Damit wird klar, um zu beantworten, was das menschliche Individuum ist, brauchen wir die Klärung der Frage: Was ist das Gesellschaftliche?

Werkzeuge und Zweck-Mittel-Umkehr

Im Gespräch erinnerten wir uns an die Entstehung der Menschen (siehe http://www.thur.de/philo/kp/anthropogenese.htm) und an die Bedeutung, die die Werkzeuge bei der Menschwerdung hatten. Menschen benutzen ja nicht nur Werkzeuge und stellen sie nicht nur her (das machen auch hochentwickelte Tiere). Den Werkzeuggebrauch von Menschen und andere Werkzeugverwendungen unterscheidet folgendes:

Nicht- und Vor-Menschen erzeugen und gebrauchen Werkzeuge nur zum Erreichen eines unmittelbar zu befriedigenden biologischen Zwecks (Hungerstillen: Stock nehmen, um Banane zu erreichen). Wenn dieser Zweck erfüllt ist, wird das Mittel, mit dem er erreicht wurde, achtlos fallen gelassen und höchstens zufällig später noch einmal ähnlich benutzt.

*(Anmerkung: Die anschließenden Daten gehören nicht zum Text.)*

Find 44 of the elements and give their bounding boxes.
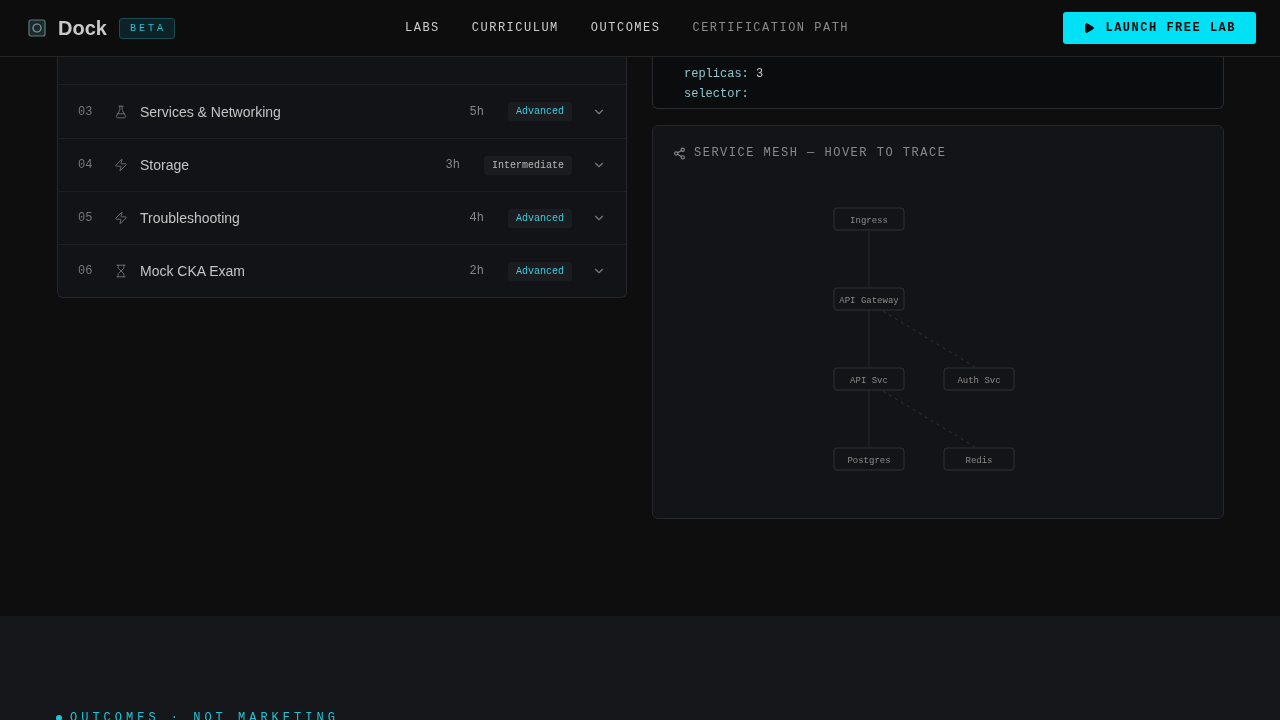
module-number: 03 [78,104,94,119]
module-number: 05 [78,211,94,225]
nav-link[interactable]: CURRICULUM [471,21,559,35]
module-title: Troubleshooting [140,210,241,226]
module-title: Mock CKA Exam [140,263,247,279]
beta-badge: BETA [118,17,175,39]
service-node[interactable]: API Svc [833,367,905,391]
module-duration: 2h [469,264,484,278]
module-duration: 3h [445,158,460,172]
service-node[interactable]: API Gateway [833,287,905,311]
module-row[interactable]: 04 Storage 3h Intermediate [58,138,626,191]
difficulty-tag: Intermediate [484,155,572,175]
service-node[interactable]: Postgres [833,447,905,471]
code-line: replicas: 3 [683,66,765,83]
module-number: 06 [78,264,94,278]
module-row[interactable]: 06 Mock CKA Exam 2h Advanced [58,244,626,297]
difficulty-tag: Advanced [508,208,572,228]
code-line: selector: [683,86,750,103]
module-title: Services & Networking [140,103,282,120]
play-icon [1083,22,1096,34]
lightning-icon [114,158,128,172]
nav-link[interactable]: OUTCOMES [590,21,661,35]
module-duration: 5h [469,104,484,119]
module-title: Storage [140,157,191,173]
launch-lab-button[interactable]: LAUNCH FREE LAB [1063,12,1256,44]
mesh-title: SERVICE MESH — HOVER TO TRACE [694,146,947,160]
module-duration: 4h [469,211,484,225]
bullet-dot [56,715,62,720]
logo-icon [28,19,46,37]
flask-icon [114,104,128,119]
nav-link[interactable]: LABS [405,21,440,35]
module-row[interactable]: 05 Troubleshooting 4h Advanced [58,191,626,244]
lightning-icon [114,211,128,225]
brand-name: Dock [58,16,107,40]
service-node[interactable]: Auth Svc [943,367,1015,391]
nav-link[interactable]: CERTIFICATION PATH [692,21,850,35]
difficulty-tag: Advanced [508,261,572,281]
module-row[interactable]: 03 Services & Networking 5h Advanced [58,85,626,138]
difficulty-tag: Advanced [508,102,572,121]
service-node[interactable]: Ingress [833,207,905,231]
module-number: 04 [78,158,94,172]
hourglass-icon [114,264,128,278]
service-node[interactable]: Redis [943,447,1015,471]
share-icon [673,146,686,160]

Menschen dagegen stellen Werkzeuge her, auch wenn sie sie nicht unmittelbar und direkt zur Erfüllung eines Zwecks jetzt und sofort brauchen, sie bewahren sie auf und nutzen sie "im Falle" der sinnvollen Verwendung, falls dann mal ein Zweck dafür entsteht. Während vor der Zweck-Mittel-Umkehr (logisch und oft auch zeitlich) zuerst der Zweck da ist und das Mittel dann erzeugt und verwendet wird, ist nach der Zweck-Mittel-Umkehr das Mittel auch unabhängig vom direkten Zweck da und der Zweck kommt als zweites hinzu. Die Reihenfolge hat sich umgekehrt: "Zweck-Mittel-Umkehr". Dadurch entkoppelt sich das Mittel vom unmittelbaren Zweck. Nicht nur die Rolle und Reihenfolge von Mittel und Zweck verändern sich, sondern Mittel und Zweck verändern sich selbst:

Die Mittel werden die Mittel mehr als hergerichtete Naturgegenstände zum zweckmäßigen Gebrauch, sondern sie tragen mit sich die Bedeutung: "hergestellt zum Zweck des Gebrauchens zu diesen oder jenen Zwecken" und dies in allgemeiner Gegebenheit, nicht nur zum unmittelbar-konkreten Gebrauch. Der Hammer ist nicht mehr nur ein wie auch immer veränderter Gegenstand, er trägt die Bedeutung: "... ist gemacht zum Gebrauch des Schlagens." Diese Art und Weise, mit dem Mittel umzugehen, verändert die Art und Weise der individuellen und gemeinschaftlichen Nahrungsversorgung und Befriedigung anderer Bedürfnisse (wir nennen es im weiteren "Reproduktion" und meint jene Handungen, die notwendig sind zur Aufrecherhaltung, Weiterführung und Entwicklung des individuellen und gesellschaftlichen Lebens).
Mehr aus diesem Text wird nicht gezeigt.